次の例はファイルをコピーする Haskell のプログラムです。
main = do fromHandle <- getAndOpenFile "Copy from: " ReadMode
toHandle <- getAndOpenFile "Copy to: " WriteMode
contents <- hGetContents fromHandle
hPutStr toHandle contents
hClose toHandle
putStr "Done."
getAndOpenFile :: String -> IOMode -> IO Handle
getAndOpenFile prompt mode =
do putStr prompt
name <- getLine
catch (openFile name mode)
(\_ -> do putStrLn ("Cannot open "++ name ++ "\n")

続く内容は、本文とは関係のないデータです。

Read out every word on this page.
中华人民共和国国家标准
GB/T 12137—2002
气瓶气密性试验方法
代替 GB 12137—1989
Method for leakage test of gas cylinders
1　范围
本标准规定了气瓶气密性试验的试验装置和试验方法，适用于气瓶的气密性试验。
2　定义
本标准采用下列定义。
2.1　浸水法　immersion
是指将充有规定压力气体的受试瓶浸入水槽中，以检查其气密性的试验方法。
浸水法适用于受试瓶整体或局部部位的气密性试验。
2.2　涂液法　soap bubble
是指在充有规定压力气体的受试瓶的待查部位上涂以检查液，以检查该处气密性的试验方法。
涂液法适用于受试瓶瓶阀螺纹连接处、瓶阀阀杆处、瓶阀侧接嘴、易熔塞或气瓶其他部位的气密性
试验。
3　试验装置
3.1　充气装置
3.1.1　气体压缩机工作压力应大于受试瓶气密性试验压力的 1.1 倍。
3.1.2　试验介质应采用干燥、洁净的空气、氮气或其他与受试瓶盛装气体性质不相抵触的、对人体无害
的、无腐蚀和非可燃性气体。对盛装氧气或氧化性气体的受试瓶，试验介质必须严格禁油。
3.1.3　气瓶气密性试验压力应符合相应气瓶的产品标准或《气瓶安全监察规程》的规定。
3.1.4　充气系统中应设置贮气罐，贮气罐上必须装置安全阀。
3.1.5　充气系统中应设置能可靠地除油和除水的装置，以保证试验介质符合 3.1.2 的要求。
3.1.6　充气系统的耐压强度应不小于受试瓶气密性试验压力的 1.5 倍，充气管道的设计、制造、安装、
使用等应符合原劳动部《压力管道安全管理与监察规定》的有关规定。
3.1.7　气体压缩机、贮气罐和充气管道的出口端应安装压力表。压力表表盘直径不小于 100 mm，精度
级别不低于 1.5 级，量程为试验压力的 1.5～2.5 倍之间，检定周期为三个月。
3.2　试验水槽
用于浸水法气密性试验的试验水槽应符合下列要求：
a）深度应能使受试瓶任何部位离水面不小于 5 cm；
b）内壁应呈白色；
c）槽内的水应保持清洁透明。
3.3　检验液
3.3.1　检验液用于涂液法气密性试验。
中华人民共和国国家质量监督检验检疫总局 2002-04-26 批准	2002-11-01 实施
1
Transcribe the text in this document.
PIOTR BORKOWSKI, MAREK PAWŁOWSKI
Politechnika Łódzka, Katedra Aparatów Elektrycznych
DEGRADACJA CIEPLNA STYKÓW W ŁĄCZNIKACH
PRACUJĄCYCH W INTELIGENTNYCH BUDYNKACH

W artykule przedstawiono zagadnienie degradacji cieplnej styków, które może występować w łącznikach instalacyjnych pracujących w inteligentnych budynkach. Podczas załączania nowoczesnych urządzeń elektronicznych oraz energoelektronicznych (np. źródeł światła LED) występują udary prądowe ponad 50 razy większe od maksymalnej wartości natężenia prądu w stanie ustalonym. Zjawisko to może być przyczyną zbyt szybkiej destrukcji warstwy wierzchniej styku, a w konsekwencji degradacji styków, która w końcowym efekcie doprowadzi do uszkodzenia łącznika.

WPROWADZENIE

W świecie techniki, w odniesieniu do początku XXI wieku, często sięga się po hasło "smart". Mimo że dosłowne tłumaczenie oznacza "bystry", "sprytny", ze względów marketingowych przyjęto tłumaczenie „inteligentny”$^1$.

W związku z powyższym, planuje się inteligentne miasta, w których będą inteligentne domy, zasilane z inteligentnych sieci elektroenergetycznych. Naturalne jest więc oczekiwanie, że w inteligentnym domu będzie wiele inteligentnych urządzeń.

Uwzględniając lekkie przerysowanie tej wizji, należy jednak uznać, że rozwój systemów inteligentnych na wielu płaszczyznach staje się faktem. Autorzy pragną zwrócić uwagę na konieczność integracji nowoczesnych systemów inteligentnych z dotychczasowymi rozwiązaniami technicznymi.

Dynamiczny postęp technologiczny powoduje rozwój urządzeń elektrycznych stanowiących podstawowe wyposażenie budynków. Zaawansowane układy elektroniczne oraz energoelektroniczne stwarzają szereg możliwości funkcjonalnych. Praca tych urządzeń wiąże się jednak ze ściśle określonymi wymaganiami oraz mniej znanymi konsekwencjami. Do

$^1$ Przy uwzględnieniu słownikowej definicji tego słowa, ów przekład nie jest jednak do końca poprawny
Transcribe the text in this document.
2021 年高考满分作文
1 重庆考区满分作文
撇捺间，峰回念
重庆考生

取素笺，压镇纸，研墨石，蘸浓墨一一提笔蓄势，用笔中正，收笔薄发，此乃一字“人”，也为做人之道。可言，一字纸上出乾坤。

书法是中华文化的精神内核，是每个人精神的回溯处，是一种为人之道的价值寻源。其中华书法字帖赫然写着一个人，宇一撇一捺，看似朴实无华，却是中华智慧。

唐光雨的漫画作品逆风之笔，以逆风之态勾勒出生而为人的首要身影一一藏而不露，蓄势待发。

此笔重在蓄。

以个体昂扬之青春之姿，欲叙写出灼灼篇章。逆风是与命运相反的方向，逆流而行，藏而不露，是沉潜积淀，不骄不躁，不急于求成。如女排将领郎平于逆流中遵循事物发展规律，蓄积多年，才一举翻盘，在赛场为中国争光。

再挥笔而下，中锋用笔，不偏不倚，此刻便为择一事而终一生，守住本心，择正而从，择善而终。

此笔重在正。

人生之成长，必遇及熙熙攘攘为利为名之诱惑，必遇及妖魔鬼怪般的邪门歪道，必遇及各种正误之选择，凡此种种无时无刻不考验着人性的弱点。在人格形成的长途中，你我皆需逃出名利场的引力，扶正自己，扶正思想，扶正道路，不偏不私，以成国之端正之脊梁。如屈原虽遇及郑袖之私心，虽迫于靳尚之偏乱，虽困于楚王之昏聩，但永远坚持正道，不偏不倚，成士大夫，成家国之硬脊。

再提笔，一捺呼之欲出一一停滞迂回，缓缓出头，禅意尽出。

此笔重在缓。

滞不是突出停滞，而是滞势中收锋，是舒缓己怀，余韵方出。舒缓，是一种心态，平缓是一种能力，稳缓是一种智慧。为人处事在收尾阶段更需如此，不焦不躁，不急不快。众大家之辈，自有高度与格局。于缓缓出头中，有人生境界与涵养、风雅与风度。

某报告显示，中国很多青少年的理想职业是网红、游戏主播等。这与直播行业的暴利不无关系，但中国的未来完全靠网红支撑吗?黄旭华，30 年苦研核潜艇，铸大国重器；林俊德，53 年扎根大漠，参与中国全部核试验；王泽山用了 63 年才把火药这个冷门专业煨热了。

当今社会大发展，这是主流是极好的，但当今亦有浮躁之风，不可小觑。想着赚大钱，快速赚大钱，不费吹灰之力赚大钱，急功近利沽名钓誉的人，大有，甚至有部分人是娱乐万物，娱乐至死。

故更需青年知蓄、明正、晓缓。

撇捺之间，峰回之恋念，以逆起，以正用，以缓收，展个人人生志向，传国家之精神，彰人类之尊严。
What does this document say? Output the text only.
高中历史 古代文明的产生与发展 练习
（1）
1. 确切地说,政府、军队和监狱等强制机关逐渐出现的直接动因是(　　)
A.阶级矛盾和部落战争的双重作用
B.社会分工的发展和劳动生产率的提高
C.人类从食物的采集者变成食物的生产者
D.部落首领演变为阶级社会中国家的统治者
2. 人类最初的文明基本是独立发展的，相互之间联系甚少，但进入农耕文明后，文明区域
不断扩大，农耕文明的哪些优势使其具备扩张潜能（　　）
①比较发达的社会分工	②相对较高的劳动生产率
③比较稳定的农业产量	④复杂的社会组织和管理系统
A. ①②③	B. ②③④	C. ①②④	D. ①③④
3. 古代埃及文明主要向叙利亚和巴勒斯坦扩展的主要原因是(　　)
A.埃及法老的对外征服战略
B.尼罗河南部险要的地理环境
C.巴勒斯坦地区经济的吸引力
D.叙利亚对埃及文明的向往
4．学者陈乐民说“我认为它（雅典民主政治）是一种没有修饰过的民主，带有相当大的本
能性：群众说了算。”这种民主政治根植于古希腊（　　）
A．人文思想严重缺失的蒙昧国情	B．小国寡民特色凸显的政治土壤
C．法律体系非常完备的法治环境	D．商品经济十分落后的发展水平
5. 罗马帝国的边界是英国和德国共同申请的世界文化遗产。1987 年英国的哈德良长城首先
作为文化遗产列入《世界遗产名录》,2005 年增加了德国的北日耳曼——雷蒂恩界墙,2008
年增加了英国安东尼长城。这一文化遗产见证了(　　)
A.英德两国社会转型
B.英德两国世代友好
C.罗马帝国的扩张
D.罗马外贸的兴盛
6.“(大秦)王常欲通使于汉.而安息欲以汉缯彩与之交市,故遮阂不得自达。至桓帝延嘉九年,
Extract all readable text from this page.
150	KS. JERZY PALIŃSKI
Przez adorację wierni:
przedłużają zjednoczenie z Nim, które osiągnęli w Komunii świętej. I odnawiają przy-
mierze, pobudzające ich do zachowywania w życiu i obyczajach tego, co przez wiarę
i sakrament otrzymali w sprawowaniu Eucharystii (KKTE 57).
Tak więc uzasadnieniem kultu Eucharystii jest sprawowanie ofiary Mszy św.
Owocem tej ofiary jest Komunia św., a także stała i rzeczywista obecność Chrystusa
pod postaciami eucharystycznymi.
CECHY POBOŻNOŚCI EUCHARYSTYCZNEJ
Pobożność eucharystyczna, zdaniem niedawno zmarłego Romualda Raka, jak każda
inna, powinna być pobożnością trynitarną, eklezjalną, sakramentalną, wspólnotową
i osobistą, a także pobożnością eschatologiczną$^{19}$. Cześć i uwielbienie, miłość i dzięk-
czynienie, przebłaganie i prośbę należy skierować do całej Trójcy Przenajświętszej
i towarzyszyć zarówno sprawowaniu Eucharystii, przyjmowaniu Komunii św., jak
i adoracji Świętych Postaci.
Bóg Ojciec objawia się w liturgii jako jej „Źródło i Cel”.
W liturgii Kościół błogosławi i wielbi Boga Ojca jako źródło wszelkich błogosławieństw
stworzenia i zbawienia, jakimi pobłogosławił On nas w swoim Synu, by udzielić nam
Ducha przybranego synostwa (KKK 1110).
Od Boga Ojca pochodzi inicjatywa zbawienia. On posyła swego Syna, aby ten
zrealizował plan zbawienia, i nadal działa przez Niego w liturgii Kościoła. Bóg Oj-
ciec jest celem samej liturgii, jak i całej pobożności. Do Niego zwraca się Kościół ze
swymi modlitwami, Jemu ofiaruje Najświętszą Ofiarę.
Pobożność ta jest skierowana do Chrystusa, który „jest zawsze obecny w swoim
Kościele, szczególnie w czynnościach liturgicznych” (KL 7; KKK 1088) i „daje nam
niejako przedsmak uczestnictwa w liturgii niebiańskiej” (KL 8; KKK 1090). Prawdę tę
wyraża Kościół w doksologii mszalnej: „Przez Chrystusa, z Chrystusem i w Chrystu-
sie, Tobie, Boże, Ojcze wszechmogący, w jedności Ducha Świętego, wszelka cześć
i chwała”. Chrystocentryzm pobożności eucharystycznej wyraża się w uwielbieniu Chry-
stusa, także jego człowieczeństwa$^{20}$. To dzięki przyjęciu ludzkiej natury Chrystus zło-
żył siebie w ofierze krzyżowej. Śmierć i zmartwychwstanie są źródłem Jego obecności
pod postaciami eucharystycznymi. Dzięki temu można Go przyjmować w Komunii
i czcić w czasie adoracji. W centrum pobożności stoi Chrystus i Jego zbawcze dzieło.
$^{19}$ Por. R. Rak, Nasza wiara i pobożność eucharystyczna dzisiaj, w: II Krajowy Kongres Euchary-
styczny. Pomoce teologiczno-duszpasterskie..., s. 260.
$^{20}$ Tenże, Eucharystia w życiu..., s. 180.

getAndOpenFile prompt mode)
遅延性のある getContents 関数を使うと、ファイルの内容全部を
一度にメモリへ読み込む必要がなくなります。 もし、hPutStr がバッ
ファとして固定長の文字列を採用するなら、一度にメモリへ読み込むには、入力
ファイル 1 ブロック分だけが必要です。入力ファイルは最後の文字が読み出さ
れれば、暗黙のうちにクローズされます。
最後に、I/O プログラミングは重大な問題を表面化したことについて考えましょ
う。このスタイルは従来の命令型のプログラミングとさしてかわらないではない
かということです。たとえば、getLine 関数ですが、
getLine = do c <- getChar
if c == '\n'
then return ""
else do l <- getLine
return (c:l)
これは、つぎの命令型のコード(実際の言語のコードではありません)と酷似して
います。
function getLine() {
c := getChar();
if c == `\n` then return ""
else {l := getLine();
return c:l}}
ということは、結局、Haskell は単に命令型の車輪を再発明しただけなのでしょ
うか。
あるいみでは、そのとおりです。I/O モナドは Haskell のなかに小さな命令型 のサブ言語を構成しています。それゆえ、プログラムの I/O の構成要素は従来 の命令型のコードにそっくりになるのです。しかし、ひとつ大きな違いがありま す。これを扱うのに特別な意味論を必要としないということです。特に、 Haskell における等式論証の仕組はなんら損われていません。プログラム中のモ ナドのコードの命令型のフィーリングは Haskell の関数的な側面をそこなうも のではありません。経験を積んだ関数プログラマはプログラム中の命令型の構成 要素を最小限にし、トップレベルで順序付けを最小にし、それについてだけ、 I/O モナドを使用することができるにちがいありません。モナドはプログラムの 関数的な構成要素と命令的な構成要素を綺麗にわけます。一方で、関数的な サブセットをもつ命令型の言語では純粋に関数的な世界と命令的な世界をへだて るものがハッキリとは定義されていません。